Im Derby durfte der Linksfuß sein Können zeigen. Und hat seinen Kritikern mit einem furchtbaren Rückpass Munition geliefert. Danach hat er sich jedoch erfangen und eine gute Leistung gezeigt. Gegen die Südstädter hat er sein erstes Meisterschaftstor für den SK Rapid Wien erzielt. In Innsbruck noch eines nachgelegt. Damit scheint er sich vorerst seinen Stammplatz in der Viererkette gesichert zu haben.
 

Kelvin Arase

Auch die Karriere des mittlerweile 20-Jährigen hatte bislang mehr Tiefen als Höhen. Unter Trainer Mike Büskens hat er debütiert. Danach ging es bergab. Weder zurück bei Rapid II noch beim SV Horn hat der schnelle Spieler auf sich aufmerksam gemacht. Mit seiner Leihe zur SV Ried hätte seine Karriere in grünweiß wohl ihr Ende gefunden.
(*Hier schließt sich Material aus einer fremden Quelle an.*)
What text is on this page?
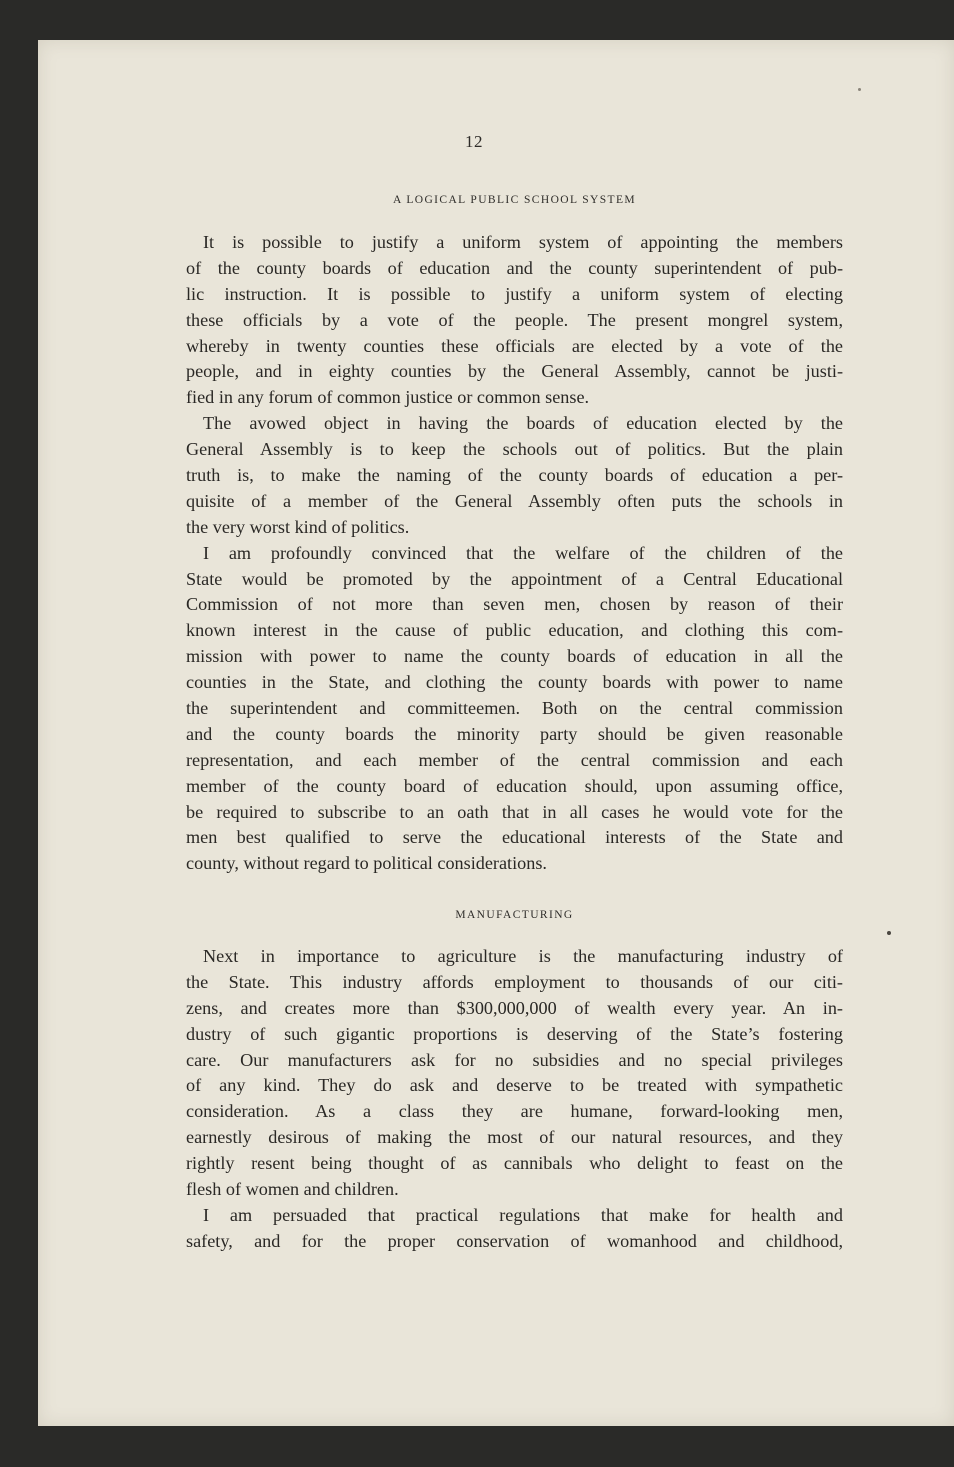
12
A LOGICAL PUBLIC SCHOOL SYSTEM
It is possible to justify a uniform system of appointing the members
of the county boards of education and the county superintendent of pub-
lic instruction. It is possible to justify a uniform system of electing
these officials by a vote of the people. The present mongrel system,
whereby in twenty counties these officials are elected by a vote of the
people, and in eighty counties by the General Assembly, cannot be justi-
fied in any forum of common justice or common sense.
The avowed object in having the boards of education elected by the
General Assembly is to keep the schools out of politics. But the plain
truth is, to make the naming of the county boards of education a per-
quisite of a member of the General Assembly often puts the schools in
the very worst kind of politics.
I am profoundly convinced that the welfare of the children of the
State would be promoted by the appointment of a Central Educational
Commission of not more than seven men, chosen by reason of their
known interest in the cause of public education, and clothing this com-
mission with power to name the county boards of education in all the
counties in the State, and clothing the county boards with power to name
the superintendent and committeemen. Both on the central commission
and the county boards the minority party should be given reasonable
representation, and each member of the central commission and each
member of the county board of education should, upon assuming office,
be required to subscribe to an oath that in all cases he would vote for the
men best qualified to serve the educational interests of the State and
county, without regard to political considerations.
MANUFACTURING
Next in importance to agriculture is the manufacturing industry of
the State. This industry affords employment to thousands of our citi-
zens, and creates more than $300,000,000 of wealth every year. An in-
dustry of such gigantic proportions is deserving of the State’s fostering
care. Our manufacturers ask for no subsidies and no special privileges
of any kind. They do ask and deserve to be treated with sympathetic
consideration. As a class they are humane, forward-looking men,
earnestly desirous of making the most of our natural resources, and they
rightly resent being thought of as cannibals who delight to feast on the
flesh of women and children.
I am persuaded that practical regulations that make for health and
safety, and for the proper conservation of womanhood and childhood,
Doch dank der Verletzungsmisere und nach zwei Torvorlagen in zwei Einsätzen hat ihn Trainer Didi Kühbauer nach Hütteldorf zurückgeholt. Bei den drei Siegen wurde er jeweils eingewechselt. Gegen die Admira hätte ihm schon sein Premierentreffer gelingen müssen, sein Versuch wurde zumindest als Assist verbucht. Am Tivoli hat es jetzt geklappt und der Rechtsaußen hat sogar den so wichtigen Führungstreffer erzielt. Wie bei Stephan Auer läuft sein Vertrag im Sommer aus – schafft es der Youngster im zweiten Anlauf bei Rapid Wien?

Stefan Schwab

Hier von einem Comeback zu schreiben, ist natürlich etwas übertrieben. Aber auch der Kapitän stand in den letzten Monaten häufig in der Kritik und wurde für die schwache letzte Saison verantwortlich gemacht. Mit seinen beiden Assists hat er eine starke Leistung in die richtigen Zahlen gegossen und weitere Argumente für eine Vertragsverlängerung gesammelt.
 

Fazit und Ausblick

Nach der späten Heimniederlage gegen den LASK sind die Rapidler wieder in die Spur gekommen. Man könnte zwar monieren, dass mit den Siegen gegen Austria Wien, Admira Wacker und WSG Tirol bloß drei Mannschaften besiegt wurden, die aktuell dem Abstiegsplayoff zuzuordnen sind, aber auch gegen die sogenannten Kleinen muss erst einmal gewonnen werden.
 
Am Mittwoch, 25. September 2019 geht es im Cupbewerb um 20:45 Uhr gegen den FC Salzburg weiter. In der ersten Meisterschaftsrunde hat Rapid Wien den richtigen Dosenöffner nicht gefunden – ein volles Haus wäre da gewiss hilfreich.
 
Danach warten TSV Hartberg (H), SV Mattersburg (A) und der im Europacup sensationelle WAC. Der auch in der Tabelle den zweiten Rang einnimmt. Dann ist die Hälfte des Grunddurchgangs absolviert und es darf eine erste Bilanz gezogen werden. Setzen die Grünweißen ihre Siegesserie fort, sollte das Abstiegsplayoff kein Thema mehr sein und der treue Anhang darf sich auf das Meisterplayoff freuen.
 
Und wird hoffentlich wieder verstärkt ins Weststadion strömen. Denn es soll nicht nur darum gehen, wer der Gegner ist, sondern die Fans müssen sich auf die Mannschaft freuen können. Heute spielt Rapid Wien und da will ich hin. Komplett egal, wer der Gegner ist. Diese Geilheit braucht es. Wir schaffen das!